Os ex-vereadores Orlando Bonilha, Renato Araújo e Osvaldo Bergamin, falecido em 4 de setembro de 2010, e o ex-assessor parlamentar de Bergamin, Julio Romagnolli, foram condenados por improbidade administrativa em sentença proferida em 5 de julho pelo juiz da 1 Vara Cível de Londrina, Bruno Régio Pegoraro. Em dezembro de 2005, eles teriam participado de um esquema articulado por Araújo para exigir propina do empresário Ângelo Marcelo Caldarelli em troca da aprovação do projeto de lei 270/05, que legalizou a propriedade de um terreno, do qual o empresário já tinha a posse.
Efetivamente o projeto foi sancionado pelo ex-prefeito Nedson Micheleti (PT) e se tornou a lei 9.898/06. Esta é a segunda condenação, na esfera cível, do esquema de cobrança de propina que vigorou na Câmara Municipal de Londrina na Legislatura passada: nas últimas eleições, em 2008, apenas um dos vereadores suspeito de envolvimento se reelegeu.
Na mesma sentença, o juiz absolveu, por falta de provas, outros seis vereadores cujos nomes constavam da ''lista Caldarelli'' e que segundo o Ministério Público, receberam dinheiro para aprovar o projeto de doação. Foram absolvidos Gláudio Renato de Lima, Jamil Janene, Henrique Barros, Sidney de Souza, Luiz Carlos Tamarozzi e Flávio Vedoato. Renato Araújo admitiu ter elaborado a lista, mas negou ter escrito valores ao lado dos nomes - que seriam o montante que cada um dos vereadores exigia para votar favoravelmente ao projeto.
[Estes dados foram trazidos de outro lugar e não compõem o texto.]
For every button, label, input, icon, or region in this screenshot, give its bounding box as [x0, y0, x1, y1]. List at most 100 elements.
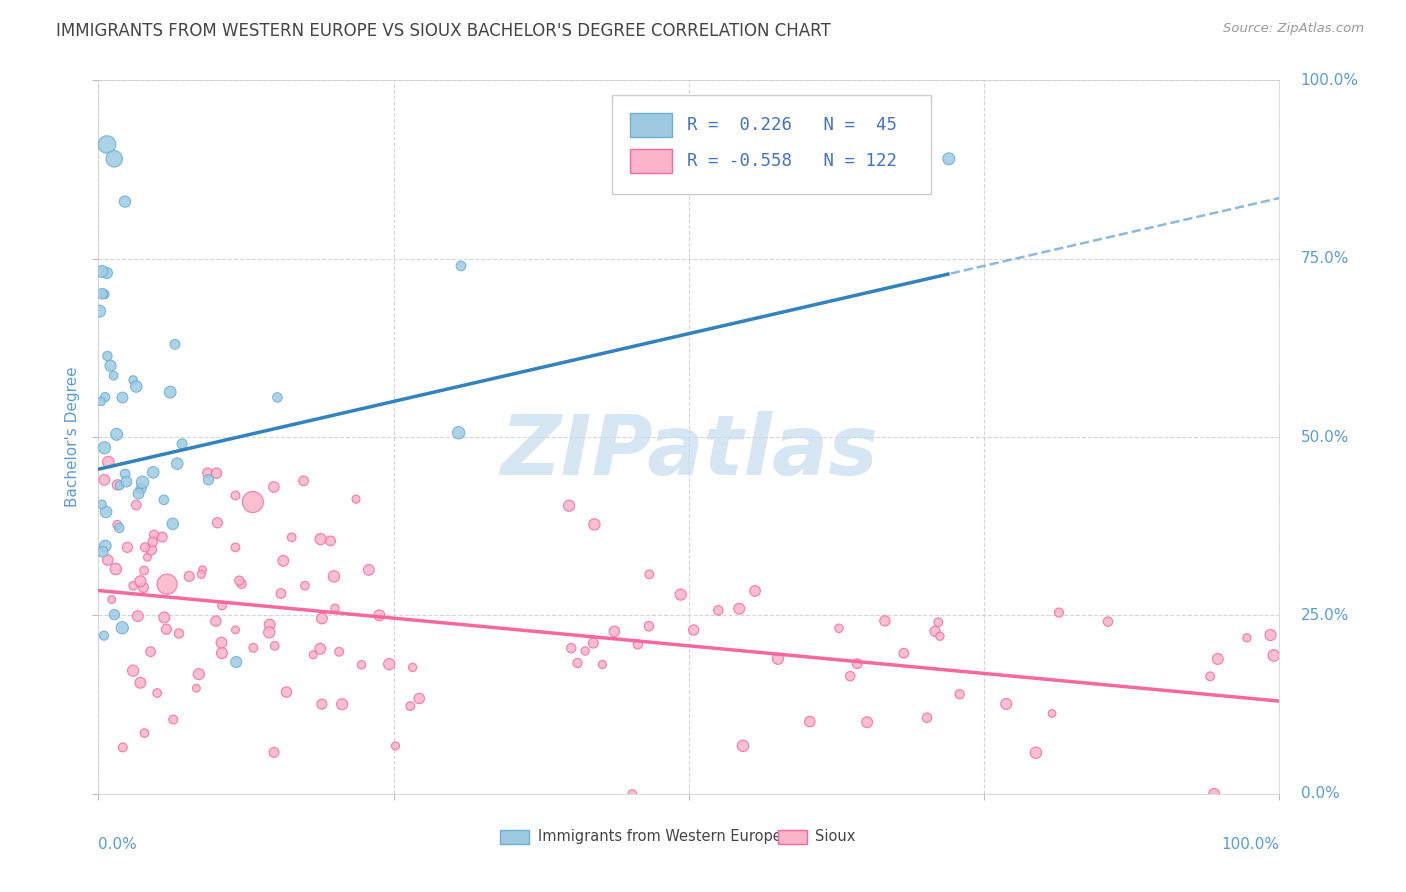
Point	[94, 287, 117, 301]
Point	[450, 259, 472, 273]
Point	[995, 697, 1018, 711]
Point	[125, 379, 148, 393]
Point	[574, 644, 596, 658]
Text: 0.0%: 0.0%	[1301, 787, 1340, 801]
Point	[259, 625, 281, 640]
Point	[408, 691, 430, 706]
Point	[134, 541, 156, 555]
Point	[197, 473, 219, 487]
Text: 50.0%: 50.0%	[1301, 430, 1350, 444]
Point	[225, 655, 247, 669]
Text: R =  0.226   N =  45: R = 0.226 N = 45	[686, 116, 897, 134]
Point	[378, 657, 401, 672]
Point	[1206, 652, 1229, 666]
Point	[150, 530, 173, 544]
Point	[225, 623, 247, 637]
Point	[311, 611, 333, 625]
Point	[190, 567, 212, 582]
Point	[153, 610, 176, 624]
Point	[91, 264, 114, 278]
Point	[856, 715, 879, 730]
Point	[94, 505, 117, 519]
Point	[105, 427, 128, 442]
Point	[231, 576, 253, 591]
Y-axis label: Bachelor's Degree: Bachelor's Degree	[65, 367, 80, 508]
Bar	[778, 830, 807, 844]
Point	[104, 562, 127, 576]
FancyBboxPatch shape	[612, 95, 931, 194]
Point	[357, 563, 380, 577]
Point	[627, 637, 650, 651]
Point	[350, 657, 373, 672]
Point	[159, 385, 181, 400]
Point	[1199, 669, 1222, 683]
Point	[211, 635, 233, 649]
Point	[839, 669, 862, 683]
Point	[122, 373, 145, 387]
Point	[328, 645, 350, 659]
Point	[179, 569, 201, 583]
Point	[146, 686, 169, 700]
Point	[228, 574, 250, 588]
Point	[108, 521, 131, 535]
Point	[276, 685, 298, 699]
Point	[567, 656, 589, 670]
Point	[1204, 787, 1226, 801]
Point	[591, 657, 613, 672]
Point	[707, 603, 730, 617]
Point	[103, 607, 125, 622]
Point	[139, 542, 162, 557]
Point	[108, 478, 131, 492]
Point	[100, 359, 122, 373]
Point	[111, 740, 134, 755]
Point	[111, 621, 134, 635]
Point	[191, 563, 214, 577]
Point	[928, 629, 950, 643]
Point	[1236, 631, 1258, 645]
Point	[263, 480, 285, 494]
Bar	[630, 149, 672, 173]
Point	[94, 390, 117, 404]
Point	[114, 194, 136, 209]
Point	[1097, 615, 1119, 629]
Point	[122, 579, 145, 593]
Point	[166, 457, 188, 471]
Point	[100, 592, 122, 607]
Point	[117, 541, 139, 555]
Point	[115, 475, 138, 489]
Point	[309, 532, 332, 546]
Point	[105, 517, 128, 532]
Point	[728, 601, 751, 615]
Point	[93, 473, 115, 487]
Point	[163, 337, 186, 351]
Point	[938, 152, 960, 166]
Point	[128, 486, 150, 500]
Point	[766, 651, 789, 665]
Text: Source: ZipAtlas.com: Source: ZipAtlas.com	[1223, 22, 1364, 36]
Point	[187, 667, 209, 681]
Point	[103, 152, 125, 166]
Point	[211, 646, 233, 660]
Point	[582, 636, 605, 650]
Point	[97, 553, 120, 567]
Point	[91, 286, 114, 301]
Point	[271, 554, 294, 568]
Point	[330, 698, 353, 712]
Point	[89, 304, 111, 318]
Point	[155, 622, 177, 636]
Point	[1263, 648, 1285, 663]
Point	[94, 539, 117, 553]
Point	[167, 626, 190, 640]
Point	[915, 711, 938, 725]
Point	[90, 394, 112, 409]
Point	[924, 624, 946, 639]
Point	[153, 492, 176, 507]
Point	[205, 614, 228, 628]
Point	[949, 687, 972, 701]
Point	[319, 533, 342, 548]
Point	[583, 517, 606, 532]
Point	[131, 475, 153, 490]
Point	[93, 629, 115, 643]
Bar	[501, 830, 530, 844]
Point	[731, 739, 754, 753]
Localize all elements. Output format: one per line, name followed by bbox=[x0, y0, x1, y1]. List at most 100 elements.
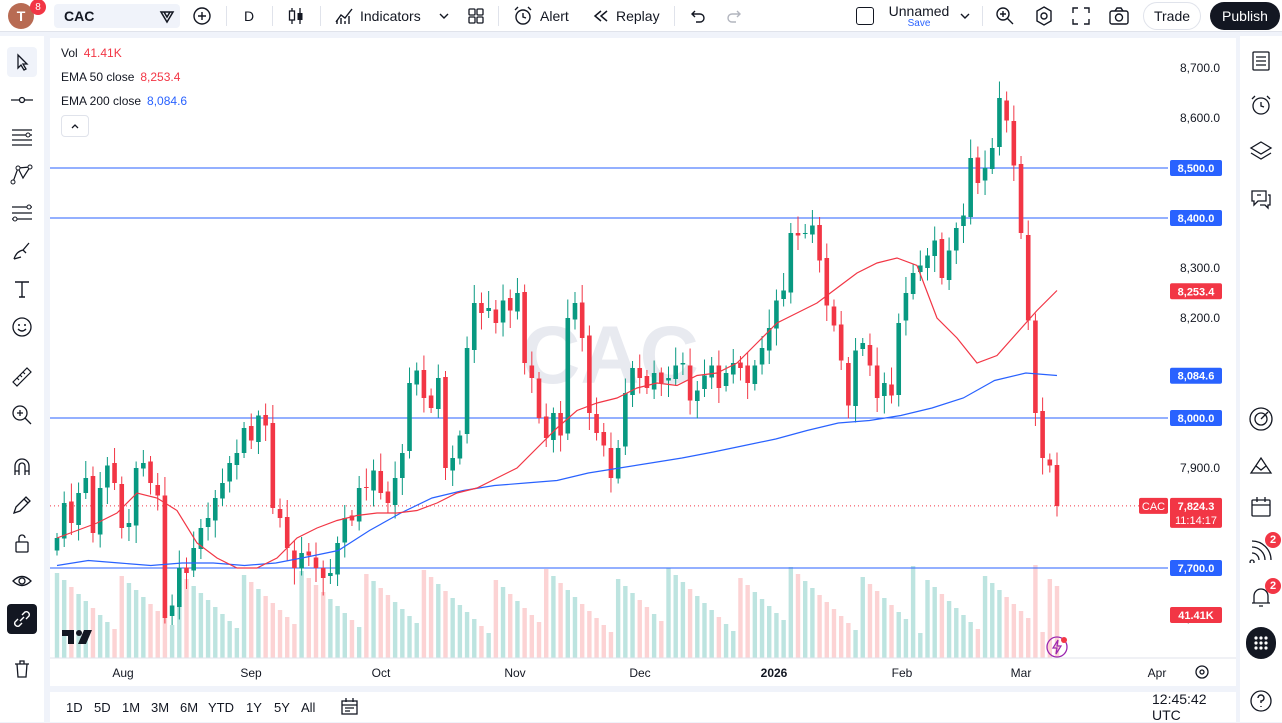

Em juízo, Bonilha confessou participação no esquema. Araújo disse que não recebeu qualquer valor irregularmente. Já Bergamin manteve-se em silêncio ao ser ouvido pelo Ministério Público e não compareceu na audiência em que seria ouvido pelo juiz. O assessor Júlio Romagnolli disse que apenas emprestou sua conta para o depósito de um cheque.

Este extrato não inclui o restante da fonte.